For data scientists: The lowest salary in the dataset is 20,000 - 45,000 per year. The highest salary in the dataset is 190,000 - 230,000 per year.
Next, test hypothesis by checking for correlation of salary to location (if any).
In [365]:
salaryfilter4 = salaryfilter2.filter(items=['City', 'State', 'Max_Salary'])
salaryfilter4 = salaryfilter4.assign(city_state = salaryfilter4['City'] + "-" + salaryfilter4['State'])
avgmaxsalaries = salaryfilter4.groupby('city_state', as_index=False).Max_Salary.mean().round(2)
plt.ticklabel_format(style='plain', axis='x')
salaryplot = avgmaxsalaries.nlargest(20,'Max_Salary')
sns.barplot(y=salaryplot['city_state'], x=salaryplot['Max_Salary'])

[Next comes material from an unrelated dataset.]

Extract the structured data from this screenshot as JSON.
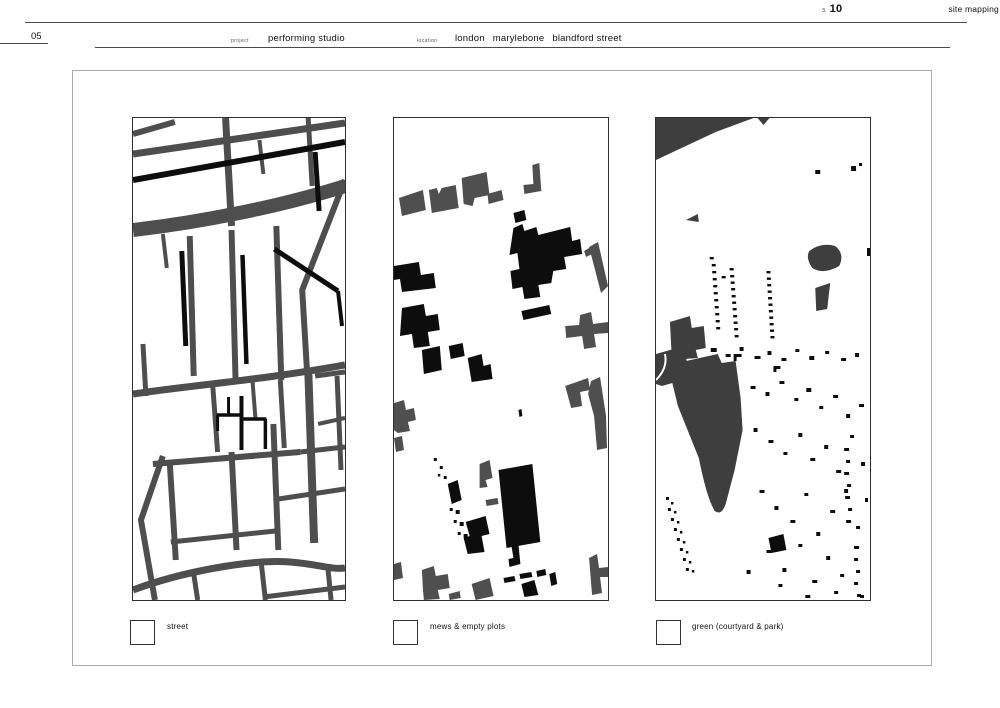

plt.title('Top 20 cities by salary')
plt.ylabel('Cities')
plt.xlabel('Average Max Salary')
Out[365]:
Locations in CA, MD, IL, VA, OR, and other higher cost-of-living areas have higher salaries on average.¶
In [366]:
avgmaxsalaries = avgmaxsalaries.merge(coordinates, left_on='city_state', right_on='city_state', how='outer')
In [367]:
x2 = avgmaxsalaries['longitude']
y2 = avgmaxsalaries['latitude']
area = avgmaxsalaries['Max_Salary']/4000 #without this factor, the numbers are too large and it overwhelms the map!
colors = 'g'
alpha2 = 0.5
plt.scatter(x2, y2, s=area, c=colors, marker='x', alpha=alpha2, linewidths=1, edgecolors='face')
plt.title('Geographic distribution of salaries by coordinates')
plt.xlabel('longitude')
plt.ylabel('latitude')
plt.show()
We can see that salaries are larger on the coasts and in urban areas. CA, PNW, East Coast, Chicago, etc.¶
Note: We are using average salary for each city, so the number of jobs in each city (number of observations) does not weight the size of each bubble. For example, San Francisco's bubble is not bigger because there are more jobs there; it's bigger because the average salary is higher there.
However, without significance testing, we don't know if these differences in salaries are statistically significant.